Makel King, 7, uses his finger to get glue for the flag he is making out of construction paper at Dillard Academy.
Summer school just got a whole lot more fun.
Launched this past week, to commemorate Independence Day, 110 students at Dillard Academy charter school learned about the U.S. Bill of Rights, created their own version, made popsicle stick flags, made ice cream by hand and compared the process to using an electronic ice cream maker, and used multiplication to figure out how stars are arranged on the American flag.
The "Summer Loss Reduction Camp" is made possible through a School Improvement Grant, said Danielle Baptiste, director of operation support at the school.
From now until Aug. 6, rising kindergartners through fifth graders will be taking part in the 18-day program.
The theme-based camp gives students the opportunity to maintain their academic skills over the summer, while participating in a variety of fun and engaging activities, Ms. Baptiste said.
"It's academics for the specific purpose of reducing summer loss because we know that students lose some of their academic prowess during the summer months," she said.
In addition to classwork, students will also have the opportunity to work in the school's garden, which is currently producing corn, zucchini, sunflowers, herbs, tomatoes, peas and cabbage.

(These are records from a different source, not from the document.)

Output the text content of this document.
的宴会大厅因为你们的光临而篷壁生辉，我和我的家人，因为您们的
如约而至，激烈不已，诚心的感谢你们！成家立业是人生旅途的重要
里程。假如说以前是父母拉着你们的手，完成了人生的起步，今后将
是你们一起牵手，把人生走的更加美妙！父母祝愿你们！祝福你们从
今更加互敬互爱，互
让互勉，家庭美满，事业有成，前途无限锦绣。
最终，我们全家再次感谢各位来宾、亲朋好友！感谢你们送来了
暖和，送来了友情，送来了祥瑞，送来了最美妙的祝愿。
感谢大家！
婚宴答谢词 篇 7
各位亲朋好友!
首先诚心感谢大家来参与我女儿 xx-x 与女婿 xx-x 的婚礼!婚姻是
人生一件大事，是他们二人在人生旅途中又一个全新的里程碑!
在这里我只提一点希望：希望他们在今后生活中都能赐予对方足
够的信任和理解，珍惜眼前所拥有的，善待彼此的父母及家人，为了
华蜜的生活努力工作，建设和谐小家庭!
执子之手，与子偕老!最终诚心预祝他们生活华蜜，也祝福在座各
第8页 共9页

"We were planning to do a small garden team to do harvesting and go to the farmer's market (to sell items)," Ms. Baptiste explained. "They're all so excited, we'll probably just rotate the groups of students."

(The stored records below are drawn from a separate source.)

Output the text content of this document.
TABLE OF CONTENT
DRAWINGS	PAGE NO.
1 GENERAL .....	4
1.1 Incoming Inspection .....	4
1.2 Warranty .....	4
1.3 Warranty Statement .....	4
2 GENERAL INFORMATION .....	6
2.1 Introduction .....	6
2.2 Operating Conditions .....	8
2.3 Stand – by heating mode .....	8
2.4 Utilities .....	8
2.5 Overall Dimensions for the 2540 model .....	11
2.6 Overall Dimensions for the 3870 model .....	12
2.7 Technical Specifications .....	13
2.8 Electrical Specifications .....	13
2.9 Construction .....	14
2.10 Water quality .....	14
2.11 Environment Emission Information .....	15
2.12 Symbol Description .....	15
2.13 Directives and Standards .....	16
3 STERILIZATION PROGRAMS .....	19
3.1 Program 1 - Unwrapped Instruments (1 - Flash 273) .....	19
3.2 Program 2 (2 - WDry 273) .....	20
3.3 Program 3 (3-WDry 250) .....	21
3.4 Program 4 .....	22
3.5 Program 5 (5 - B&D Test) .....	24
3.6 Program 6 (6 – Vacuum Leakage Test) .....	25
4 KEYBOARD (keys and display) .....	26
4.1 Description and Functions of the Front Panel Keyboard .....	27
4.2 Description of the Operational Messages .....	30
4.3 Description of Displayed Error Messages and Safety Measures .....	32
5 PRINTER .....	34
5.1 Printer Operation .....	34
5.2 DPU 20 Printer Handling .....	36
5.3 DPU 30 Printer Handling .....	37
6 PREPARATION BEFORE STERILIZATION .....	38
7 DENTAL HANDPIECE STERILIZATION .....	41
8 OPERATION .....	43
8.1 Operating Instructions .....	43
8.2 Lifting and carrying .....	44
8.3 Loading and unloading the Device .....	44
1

The enthusiasm for the summer school also spread among the teaching staff, the administrator said.
"What I'm super proud about is each content group is led by at least one highly qualified, certified teacher," she said. "This year, all of our teachers wanted to be involved in the program. We have nine working with the camp."
Lasseter Wooten, an exceptional children's teacher, has been at the school for six years. The summertime opportunity, though, allows both students and teachers to get more creative.
"I think one of the great things about us having a summer program like this is we set out to make it more fun and experiential," she said. "It's going to benefit them next year and beyond."
The potential for success is even greater because the teachers have the benefit of already having an established relationship with the students.
"It gives us ownership of their learning. It gives them ownership," she said. "That's what we want summer camp to be -- full of things that will teach them good skills, but they don't realize they're learning."
Kimberly Marcom, an English/language arts teacher who usually works with first-graders, was paired with Sandra Gaines, a preschool teacher. In addition to combining their efforts, they were mindful of the diversity of the student groups.
"We have to differentiate with the kids that we get because they're all different ages," Ms. Marcom said. "They're all getting the exposure, but we're having to base it on their level."
Fourth-graders Iyana Jones and Ranita Pearsall, both 9, said they had already absorbed a lot in just a few short days of camp.
"We learned about soil," Iyana said.
"We learned about how many arrays to multiply, we learned how many minerals in good and bad germs in our stomachs," Ranita said.
"We learned about pirates at the library," Iyana added.
"The different types of soil," Ranita said.
"But a worm likes the smooth soil the best," Iyana added.
The girls said they are also looking forward to field trips planned over the coming weeks -- to the movies, attending a Wilson Tobs baseball game, swimming at the YMCA.
And they even shared valuable lessons that aren't necessarily found in a textbook.
"We learned about being a buddy," Iyana said.
"That means treating people the way you want to be treated," her classmate said.
"Instead of being a bully, be a buddy," Iyana said.